Now we can build a new list in the same way that Brandon did, with a list comprehension. These use the same syntax as generator expressions, and do basically the same thing, except that they are eager instead of lazy (again, these are actual technical terms), so they get right to work iterating over the items and creating a list from them.
This is equivalent to passing a generator expression to
list
, e.g.but more idiomatic.
So this will create the list
L4
, containing the elements ofL1
which weren't in eitherL2
orL3
, maintaining the order that they were originally in and the number of them that there were.If you just want to know which values are in
L1
but not inL2
orL3
, it's much easier: you just create that set:You can make a list out of it, as does st0le, but that might not really be what you want. If you really do want the set of values that are only found in
L1
, you might have a very good reason to keep that set as aset
, or indeed afrozenset
:...Annnnd, now for something completely different:
假设您的个人列表不包含重复项...使用
Set
和Difference
Assuming your individual lists won't contain duplicates....Use
Set
andDifference
这可能不像列表理解的答案那么Python式,但看起来更简单:
这里的优点是我们保留列表的顺序,并且如果存在重复元素 strong>,每次它出现在 l2 中时,我们只删除一个。
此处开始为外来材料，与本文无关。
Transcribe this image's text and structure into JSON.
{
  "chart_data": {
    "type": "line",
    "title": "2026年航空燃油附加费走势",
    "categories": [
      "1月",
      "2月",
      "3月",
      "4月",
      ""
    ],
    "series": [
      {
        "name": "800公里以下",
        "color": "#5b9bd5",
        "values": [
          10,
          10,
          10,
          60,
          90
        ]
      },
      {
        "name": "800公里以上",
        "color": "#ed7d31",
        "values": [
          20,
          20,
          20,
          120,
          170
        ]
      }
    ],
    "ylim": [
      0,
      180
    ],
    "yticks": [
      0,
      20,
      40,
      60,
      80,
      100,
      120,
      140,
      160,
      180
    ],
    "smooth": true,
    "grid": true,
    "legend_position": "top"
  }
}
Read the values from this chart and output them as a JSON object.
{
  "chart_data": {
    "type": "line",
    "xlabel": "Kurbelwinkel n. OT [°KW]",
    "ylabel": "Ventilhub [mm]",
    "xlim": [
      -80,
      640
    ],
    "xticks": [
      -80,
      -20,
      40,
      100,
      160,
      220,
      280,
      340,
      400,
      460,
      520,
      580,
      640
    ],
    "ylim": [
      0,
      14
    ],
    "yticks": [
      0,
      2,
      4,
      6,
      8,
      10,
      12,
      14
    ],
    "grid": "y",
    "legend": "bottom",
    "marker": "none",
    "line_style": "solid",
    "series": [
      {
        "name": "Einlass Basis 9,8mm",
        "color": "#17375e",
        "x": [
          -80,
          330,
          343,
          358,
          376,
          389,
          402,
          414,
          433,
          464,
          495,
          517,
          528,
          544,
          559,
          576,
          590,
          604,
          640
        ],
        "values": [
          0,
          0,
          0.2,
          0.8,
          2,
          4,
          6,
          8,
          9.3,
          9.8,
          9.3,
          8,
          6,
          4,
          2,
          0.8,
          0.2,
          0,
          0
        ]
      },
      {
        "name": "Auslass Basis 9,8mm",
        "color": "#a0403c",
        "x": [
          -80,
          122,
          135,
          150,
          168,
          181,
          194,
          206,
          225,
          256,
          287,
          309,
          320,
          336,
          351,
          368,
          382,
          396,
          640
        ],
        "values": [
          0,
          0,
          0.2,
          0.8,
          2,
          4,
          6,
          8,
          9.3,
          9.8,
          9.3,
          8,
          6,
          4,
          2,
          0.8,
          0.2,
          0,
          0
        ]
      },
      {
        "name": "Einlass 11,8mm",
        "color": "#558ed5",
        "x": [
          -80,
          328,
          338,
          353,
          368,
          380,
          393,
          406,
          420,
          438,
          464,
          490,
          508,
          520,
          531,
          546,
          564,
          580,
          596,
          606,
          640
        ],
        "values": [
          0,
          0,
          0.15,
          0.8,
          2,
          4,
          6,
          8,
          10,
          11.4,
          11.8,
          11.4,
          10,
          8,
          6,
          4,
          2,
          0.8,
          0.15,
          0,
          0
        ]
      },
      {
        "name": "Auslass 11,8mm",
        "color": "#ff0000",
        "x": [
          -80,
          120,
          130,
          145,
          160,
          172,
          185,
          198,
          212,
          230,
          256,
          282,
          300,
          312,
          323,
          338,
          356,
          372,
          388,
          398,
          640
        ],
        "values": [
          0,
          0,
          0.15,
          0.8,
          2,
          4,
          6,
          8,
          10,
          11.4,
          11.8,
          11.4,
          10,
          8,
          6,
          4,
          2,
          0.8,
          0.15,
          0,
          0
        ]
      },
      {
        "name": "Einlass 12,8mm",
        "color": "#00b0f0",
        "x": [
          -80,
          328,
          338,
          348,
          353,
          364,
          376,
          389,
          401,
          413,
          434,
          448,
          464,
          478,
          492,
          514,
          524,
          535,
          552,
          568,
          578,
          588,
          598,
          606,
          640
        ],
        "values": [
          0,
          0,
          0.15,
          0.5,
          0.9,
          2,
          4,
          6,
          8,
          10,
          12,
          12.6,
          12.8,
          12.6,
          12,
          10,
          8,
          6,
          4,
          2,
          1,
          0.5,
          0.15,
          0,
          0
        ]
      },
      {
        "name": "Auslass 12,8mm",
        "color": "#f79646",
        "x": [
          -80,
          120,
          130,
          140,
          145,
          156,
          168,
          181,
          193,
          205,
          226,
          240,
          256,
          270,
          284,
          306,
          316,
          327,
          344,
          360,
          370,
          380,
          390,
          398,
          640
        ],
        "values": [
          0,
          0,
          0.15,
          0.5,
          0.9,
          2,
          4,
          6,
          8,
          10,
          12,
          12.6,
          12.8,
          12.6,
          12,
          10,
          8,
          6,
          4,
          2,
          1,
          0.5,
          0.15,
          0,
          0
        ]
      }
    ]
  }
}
This may be less pythonesque than the list-comprehension answer, but has a simpler look to it:
The advantage here is that we preserve order of the list, and if there are duplicate elements, we remove only one for each time it appears in l2.
在列表中执行此类操作很快就会影响程序的性能。发生的情况是,每次删除时,列表操作都会执行一次新的 malloc & 操作。移动元素。如果您的清单非常庞大或其他原因,这可能会很昂贵。所以我建议这样做 -
我假设你的列表有独特的元素。否则,您需要在字典中维护一个具有重复值的列表。无论如何,对于您提供的数据,这里是 -
方法 1
方法 2
如果这一切看起来代码太多了。然后你可以尝试使用
set
。但这样你的列表就会丢失所有重复的元素。Doing such operations in Lists can hamper your program's performance very soon. What happens is with each remove, List operations do a fresh malloc & move elements around. This can be expensive if you have a very huge list or otherwise. So I would suggest this -
I am assuming your list has unique elements. Otherwise you need to maintain a list in your dict having duplicate values. Anyway for the data your provided, here it is-
METHOD 1
METHOD 2
If all that looks like too much code. Then you could try using
set
. But this way your list will loose all duplicate elements.我认为 intuited 的答案对于这样一个简单的问题来说太长了,而且 Python 已经有一个内置函数来链接两个列表作为生成器。
流程如下:
itertools.chain
在不创建消耗内存的副本x in someset
)的时间复杂度为 O(1),因此速度会非常快。现在是代码:
这应该是最快、最简单且消耗内存最少的解决方案之一。
I think intuited's answer is way too long for such a simple problem, and Python already has a builtin function to chain two lists as a generator.
The procedure is as follows:
itertools.chain
to chain L2 and L3 without creating a memory-consuming copyx in someset
) is O(1), this will be very fast.And now the code:
This should be one of the fastest, simplest and least memory-consuming solution.